Глупая стратегия. Если хочешь воткнуть нож в спину, тебе не наглеть надо, а наоборот — всеми силами втираться в доверие. Уж шпиону ли это не знать? Или вся эта беседа — не более чем игра на публику? Публику из одного зрителя…

— Планирование оставь мне, — отрезал главарь, снова пыхнув своей трубкой, — Работу ты уже получил. Приступай. В следующий раз я жду от тебя хороших вестей.

— Постараюсь не разочаровать, — шпион гаденько ухмыльнулся, встал, нарочито громко проскребя по деревянному полу ножками стула, отвесил едва заметный поклон, который выглядел скорее как издевательство, нежели дань уважения, и вышел за дверь. В комнате клубами густого сизого дыма повисла тяжелая тишина. Главарь ещё некоторое время сидел молча, пуская колечки дыма. Со двора по прежнему доносился лязг мечей и резкие окрики команд. Но теперь к нему добавилось ржание лошадей и скрип подвод. Очередной отряд готовился выступать.

Внезапно главарь щёлкнул пальцами, и трубка в его руках погасла. Он отложил её в сторону и пристально посмотрел на меня. Тонкий лучик света выхватил из мрака его мрачную ухмылку.

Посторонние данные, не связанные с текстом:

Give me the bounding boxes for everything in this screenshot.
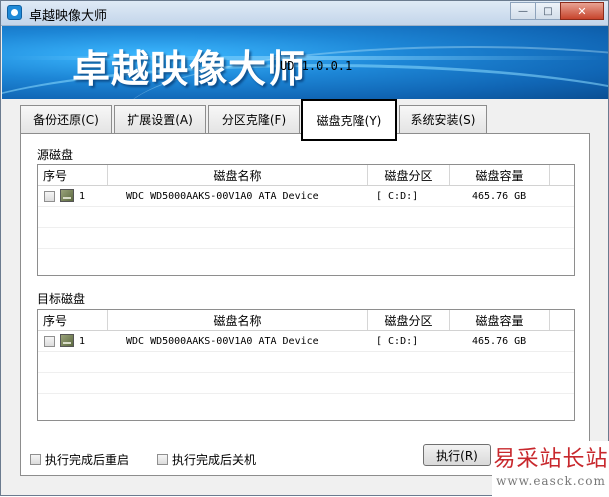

— Вот видишь дружок, — небрежно бросил он, — Мы тут пытаемся сохранить мир. Мир, в котором всем нам, включая твои будущие итерации, ещё предстоит жить. А ты нам мешаешь. Сделай одолжение, сдохни уже наконец. И без тебя головной боли хватает.

Я хотел было его послать, но мир в этот момент начал тускнеть. Он словно бы проваливался в тяжелую, клубящуюся дымом темноту. Медленно тонул в ней до тех пор, пока на поверхности не осталась лишь кривая ухмылка, выхваченная из мрака тонким лучиком света. А затем я проснулся.

Было раннее утро. Сквозь ставни в комнату проникали первые, ещё совсем слабые лучи нового дня. Где-то в отдалении кричал первый петух. Он единственный, кто осмелился нарушить тишину рассвета. Рядом на кровати мирно посапывала Айлин, разметав по подушке свои густые каштаново-рыжие локоны. По её безмятежному лицу гулял крохотный солнечный зайчик, подчёркивая приятные, мягкие черты. Губы девушки едва заметно улыбались.